Die Reihenfolge der Abhängigkeiten sollte man schon von portage regelen lassen. Es ist nicht sonderlich sinnvoll ein Programm vor den Bibliotheken, von denen es abhängt, neu zu bauen.

----------

## Klaus Meier

eix-installed-after kannte ich bislang noch nicht. Aber auch das erfüllt nicht meine Wünsche. Es handelt sich ja bei mir ausschließlich um rebuilds. Es werden keine neuen Pakete installiert oder upgedatet. Von daher ist die Reihenfolge erst mal egal. Ich möchte aber bewusst mit der ältesten Datei anfangen. Deshalb rufe ich ja auch emerge mit jedem Paket einzeln auf. Ansonsten könnte ich ja auch gleich die ganze Liste am Stück übergeben.

----------

## Yamakuzure

eix-installed-after hat nach dem Upgrade von gcc-4.9 auf gcc-5.2 bei mir vollkommen ausgereicht.

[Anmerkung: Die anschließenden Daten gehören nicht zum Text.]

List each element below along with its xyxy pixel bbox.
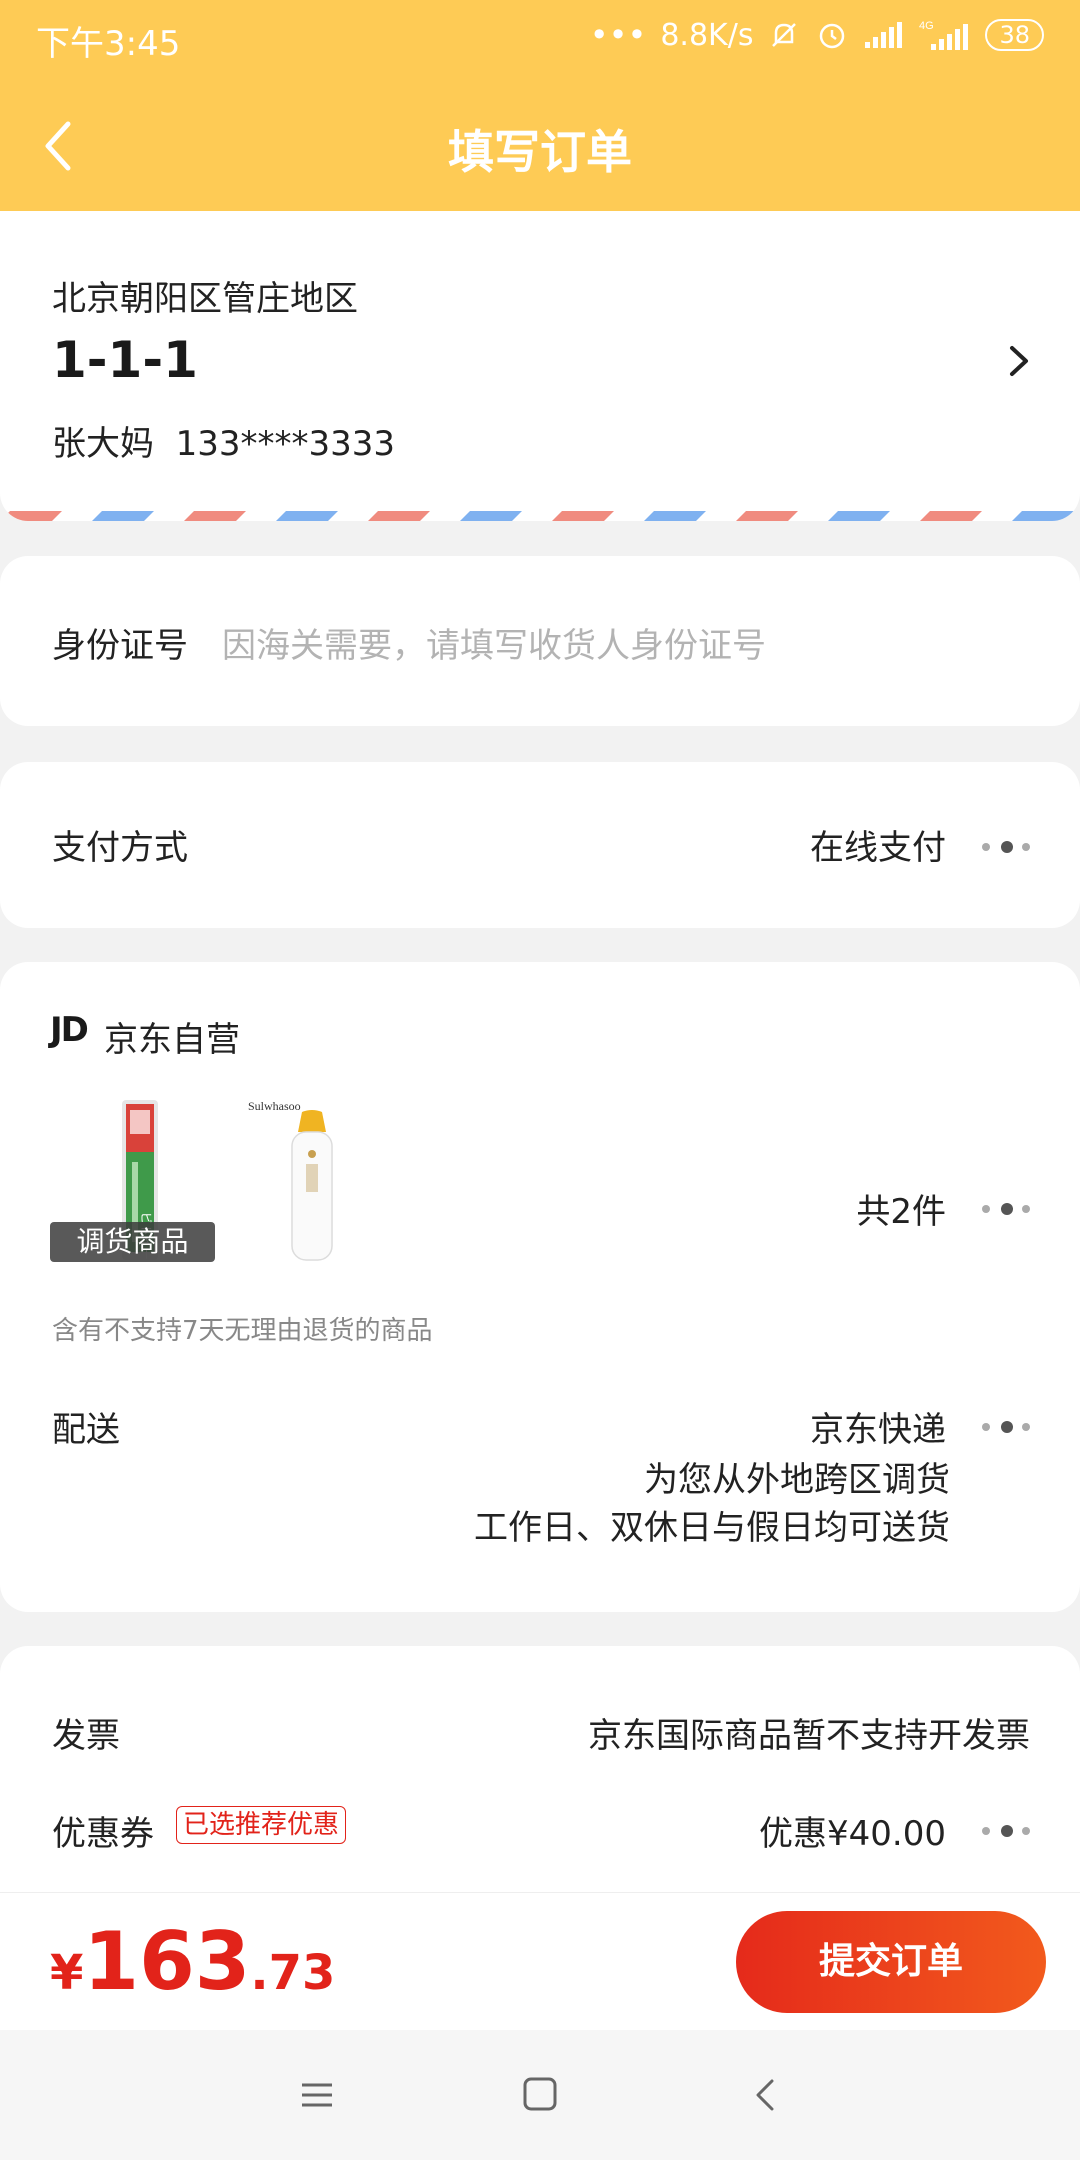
status-time: 下午3:45 [36,24,181,64]
system-nav-bar [0,2030,1080,2160]
more-dots-icon[interactable] [982,1420,1030,1434]
signal-icon [865,22,903,48]
delivery-carrier[interactable]: 京东快递 [810,1402,946,1451]
more-dots-icon[interactable] [982,840,1030,854]
item-count[interactable]: 共2件 [856,1184,946,1233]
receiver-name: 张大妈 [52,424,154,464]
delivery-transfer-note: 为您从外地跨区调货 [644,1460,950,1500]
payment-label: 支付方式 [52,828,188,868]
chevron-right-icon[interactable] [1006,336,1032,386]
signal-type: 4G [919,20,934,32]
address-detail: 1-1-1 [52,331,198,389]
coupon-badge: 已选推荐优惠 [176,1806,347,1844]
delivery-label: 配送 [52,1410,120,1450]
sulwhasoo-product-image[interactable]: Sulwhasoo [226,1092,386,1262]
total-price: ¥163.73 [50,1915,335,2008]
menu-icon[interactable] [292,2075,342,2115]
signal-4g-icon: 4G [919,20,969,50]
address-contact: 张大妈 133****3333 [52,416,395,465]
price-integer: 163 [83,1915,251,2008]
transfer-goods-tag: 调货商品 [50,1222,215,1262]
shop-name: 京东自营 [104,1020,240,1060]
id-number-label: 身份证号 [52,626,188,666]
home-square-icon[interactable] [515,2075,565,2115]
nav-back-icon[interactable] [742,2075,792,2115]
status-icons: ••• 8.8K/s 4G 38 [590,16,1044,54]
more-dots-icon: ••• [589,16,647,54]
checkout-bar: ¥163.73 提交订单 [0,1892,1080,2031]
page-title: 填写订单 [448,125,632,179]
address-card[interactable]: 北京朝阳区管庄地区 1-1-1 张大妈 133****3333 [0,211,1080,521]
delivery-schedule-note: 工作日、双休日与假日均可送货 [474,1508,950,1548]
more-dots-icon[interactable] [982,1202,1030,1216]
more-dots-icon[interactable] [982,1824,1030,1838]
price-symbol: ¥ [50,1945,84,2001]
price-decimal: .73 [250,1945,336,2001]
submit-order-button[interactable]: 提交订单 [736,1911,1046,2013]
net-speed: 8.8K/s [660,17,754,53]
sulwhasoo-brand: Sulwhasoo [248,1099,301,1113]
id-number-card: 身份证号 因海关需要，请填写收货人身份证号 [0,556,1080,726]
header: 下午3:45 ••• 8.8K/s 4G 38 填写订单 [0,0,1080,211]
airmail-border [0,511,1080,521]
coupon-label: 优惠券 [52,1814,154,1854]
payment-card[interactable]: 支付方式 在线支付 [0,762,1080,928]
navbar: 填写订单 [0,96,1080,196]
invoice-value: 京东国际商品暂不支持开发票 [588,1716,1030,1756]
battery-indicator: 38 [985,19,1044,51]
alarm-icon [820,23,845,49]
invoice-label: 发票 [52,1716,120,1756]
shop-card: JD 京东自营 ビトイーン Sulwhasoo 调货商品 共2件 含有不支持7天… [0,962,1080,1612]
return-policy-notice: 含有不支持7天无理由退货的商品 [52,1316,433,1346]
id-number-input[interactable]: 因海关需要，请填写收货人身份证号 [222,618,766,667]
receiver-phone: 133****3333 [175,424,396,464]
jd-logo: JD [50,1010,89,1050]
coupon-value[interactable]: 优惠¥40.00 [759,1806,946,1855]
status-bar: 下午3:45 ••• 8.8K/s 4G 38 [0,0,1080,76]
payment-value: 在线支付 [810,828,946,868]
mute-icon [772,23,797,47]
address-region: 北京朝阳区管庄地区 [52,279,358,319]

Wenn du eine explizite zeitliche Abfolge möchtest, ist das Skript für dich natürlich unzureichend.

Auf der anderen Seite hast du keinerlei echten Vorteil von deinem Aufwand. Die zeitliche Abfolge, mit der die aktuellen Pakete auf deinem System installiert wurden, hängt ja nur von den zeitlichen Abfolgen der Updates ab. Ich sehe den Sinn nicht, dies nachzubauen.

Wenn X von Y abhängt, ist es doch egal, ob Y nach X einmal aktualisiert wurde. Deshalb nun Y vor X zu bauen ergibt keinen Vorteil.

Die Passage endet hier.